Peter Singer nos pone un gran problema: ¿de verdad la teoría de la evolución implica negar la supremacía del hombre respecto de los demás animales? En un contexto evolucionista, ¿tiene algún sentido hablar de espiritualidad? Para Singer no, pues el darwinismo nos lleva a dejar de lado a Dios y a considerar al ser humano como un producto casual del proceso evolutivo.
El movimiento animalista nos pone, por lo tanto, ante problemas centrales del pensamiento reflexivo: ¿qué es el hombre? ¿Qué significa ser persona? ¿Todos los seres humanos son personas? No profundizar en estos puntos puede llevarnos a ceder ante quienes prefieren salvar la vida de un visión y dejar morir, en abortos legales, a miles de hijos.
Si los no nacidos, los que sufran graves deficiencias físicas o mentales, los que entren en la etapa final de su existencia terrena. Si ellos no son personas, si ellos no van a recibir la protección del derecho, quizá nos encontraremos un día con que se repiten páginas tan tristes como las de los campos de concentración de masas, la eliminación de enfermos mentales, la destrucción de niños nacidos con deficiencias físicas o (un delito al que ya muchos se han acostumbrado) la del recurso al aborto como práctica rutinaria.
Hay muchos datos, sin embargo, que nos llevan a pensar que el hombre no es sólo un simple animal, sino que goza de una capacidad de entender y de amar que puede explicarse sólo a partir de algo que supere los límites de la sensibilidad y de la misma evolución, pues la materia no es suficiente para que un individuo pueda tomar opciones libres y responsables, pueda pensar de modo racional.
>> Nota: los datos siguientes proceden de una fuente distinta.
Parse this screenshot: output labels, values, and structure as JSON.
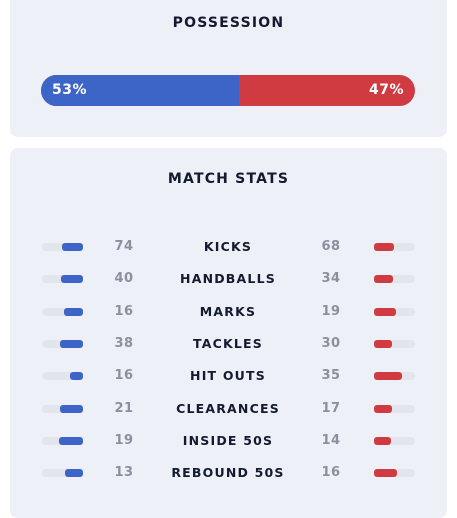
{
  "possession": {
    "title": "POSSESSION",
    "home_percent": 53,
    "away_percent": 47,
    "home_label": "53%",
    "away_label": "47%",
    "home_color": "#3d65c8",
    "away_color": "#cf3b40"
  },
  "match_stats": {
    "title": "MATCH STATS",
    "rows": [
      {
        "name": "KICKS",
        "home": 74,
        "away": 68
      },
      {
        "name": "HANDBALLS",
        "home": 40,
        "away": 34
      },
      {
        "name": "MARKS",
        "home": 16,
        "away": 19
      },
      {
        "name": "TACKLES",
        "home": 38,
        "away": 30
      },
      {
        "name": "HIT OUTS",
        "home": 16,
        "away": 35
      },
      {
        "name": "CLEARANCES",
        "home": 21,
        "away": 17
      },
      {
        "name": "INSIDE 50S",
        "home": 19,
        "away": 14
      },
      {
        "name": "REBOUND 50S",
        "home": 13,
        "away": 16
      }
    ]
  }
}
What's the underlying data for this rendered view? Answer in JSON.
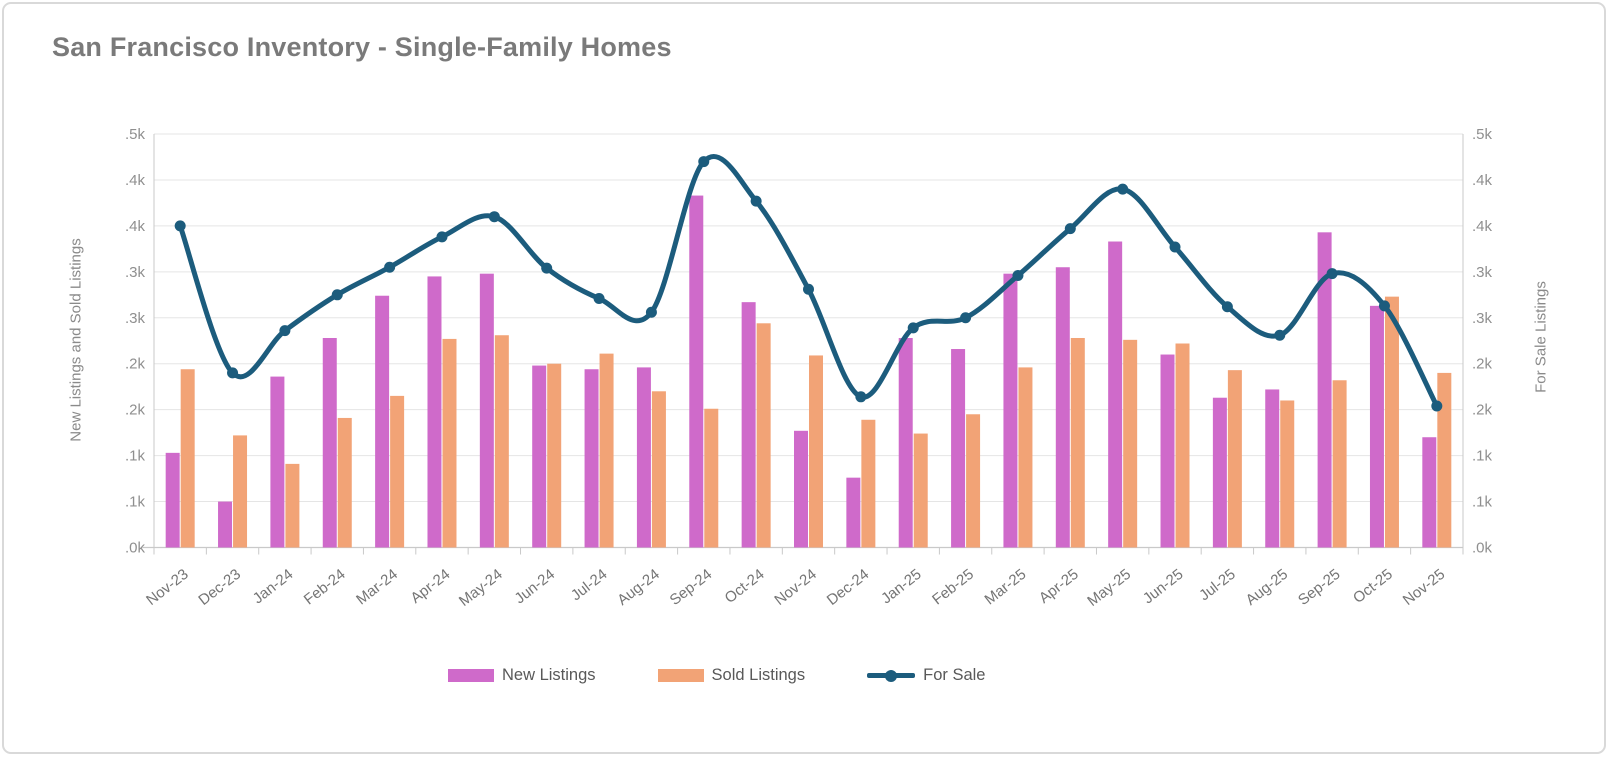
{
  "window": {
    "background": "#ffffff",
    "border_color": "#d9d9d9"
  },
  "header": {
    "title": "San Francisco Inventory  - Single-Family Homes",
    "color": "#7a7a7a"
  },
  "axes": {
    "left": {
      "title": "New Listings and Sold Listings",
      "tick_labels_bottom_to_top": [
        ".0k",
        ".1k",
        ".1k",
        ".2k",
        ".2k",
        ".3k",
        ".3k",
        ".4k",
        ".4k",
        ".5k"
      ]
    },
    "right": {
      "title": "For Sale Listings",
      "tick_labels_bottom_to_top": [
        ".0k",
        ".1k",
        ".1k",
        ".2k",
        ".2k",
        ".3k",
        ".3k",
        ".4k",
        ".4k",
        ".5k"
      ]
    }
  },
  "legend": [
    {
      "label": "New Listings",
      "color": "#cf6aca",
      "type": "bar"
    },
    {
      "label": "Sold Listings",
      "color": "#f2a376",
      "type": "bar"
    },
    {
      "label": "For Sale",
      "color": "#1c5c7d",
      "type": "line"
    }
  ],
  "colors": {
    "new_listings": "#cf6aca",
    "sold_listings": "#f2a376",
    "for_sale_line": "#1c5c7d",
    "gridline": "#e5e5e5",
    "axis_line": "#c9c9c9",
    "tick_text": "#8f8f8f",
    "month_text": "#757575"
  },
  "chart_data": {
    "type": "bar+line",
    "title": "San Francisco Inventory - Single-Family Homes",
    "categories": [
      "Nov-23",
      "Dec-23",
      "Jan-24",
      "Feb-24",
      "Mar-24",
      "Apr-24",
      "May-24",
      "Jun-24",
      "Jul-24",
      "Aug-24",
      "Sep-24",
      "Oct-24",
      "Nov-24",
      "Dec-24",
      "Jan-25",
      "Feb-25",
      "Mar-25",
      "Apr-25",
      "May-25",
      "Jun-25",
      "Jul-25",
      "Aug-25",
      "Sep-25",
      "Oct-25",
      "Nov-25"
    ],
    "series": [
      {
        "name": "New Listings",
        "type": "bar",
        "axis": "left",
        "color": "#cf6aca",
        "values": [
          103,
          50,
          186,
          228,
          274,
          295,
          298,
          198,
          194,
          196,
          383,
          267,
          127,
          76,
          228,
          216,
          298,
          305,
          333,
          210,
          163,
          172,
          343,
          263,
          120
        ]
      },
      {
        "name": "Sold Listings",
        "type": "bar",
        "axis": "left",
        "color": "#f2a376",
        "values": [
          194,
          122,
          91,
          141,
          165,
          227,
          231,
          200,
          211,
          170,
          151,
          244,
          209,
          139,
          124,
          145,
          196,
          228,
          226,
          222,
          193,
          160,
          182,
          273,
          190
        ]
      },
      {
        "name": "For Sale",
        "type": "line",
        "axis": "right",
        "color": "#1c5c7d",
        "values": [
          350,
          190,
          236,
          275,
          305,
          338,
          360,
          304,
          271,
          256,
          420,
          377,
          281,
          164,
          239,
          250,
          296,
          347,
          390,
          327,
          262,
          231,
          298,
          263,
          154
        ]
      }
    ],
    "ylabel_left": "New Listings and Sold Listings",
    "ylabel_right": "For Sale Listings",
    "ylim": [
      0,
      450
    ],
    "ytick_step": 50,
    "ytick_display_bottom_to_top": [
      ".0k",
      ".1k",
      ".1k",
      ".2k",
      ".2k",
      ".3k",
      ".3k",
      ".4k",
      ".4k",
      ".5k"
    ],
    "grid": true,
    "legend_position": "bottom"
  }
}
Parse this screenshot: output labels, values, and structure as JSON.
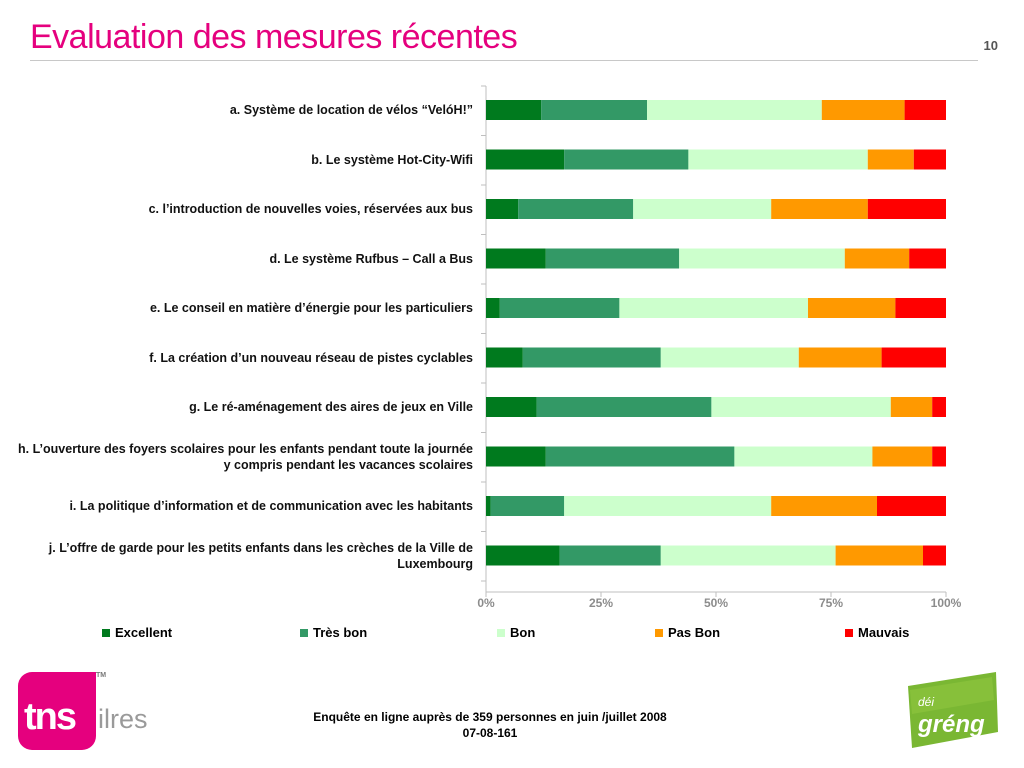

En otras palabras, no somos simplemente el resultado de mutaciones genéticas casuales, sino que nuestra existencia se caracteriza por algo propio, un alma espiritual, que sólo puede proceder de un ser superior, de Dios, como ya intuyeron Platón y Aristóteles, y como han defendido las tradiciones religiosas que más presencia han tenido en el mundo europeo: el judaísmo, el cristianismo y el islam.
Un Estado, un pueblo, sólo será justo si opta por defender a todo ser humano, el apenas concebido y el que vive en medio de una enfermedad degenerativa, el nacido aquí o el que llama a nuestras puertas pidiendo un poco de solidaridad y de ayuda. Esa justicia no podrá alcanzarse si no reconocemos claramente que existe una diferencia radical entre los hombres y los animales. ¿No estaremos, entonces, en el momento de iniciar una reflexión metafísica más profunda sobre lo que significa ser hombres, incluso con la ayuda del patrimonio filosófico y religioso que ha construido lo mejor de nuestra civilización europea?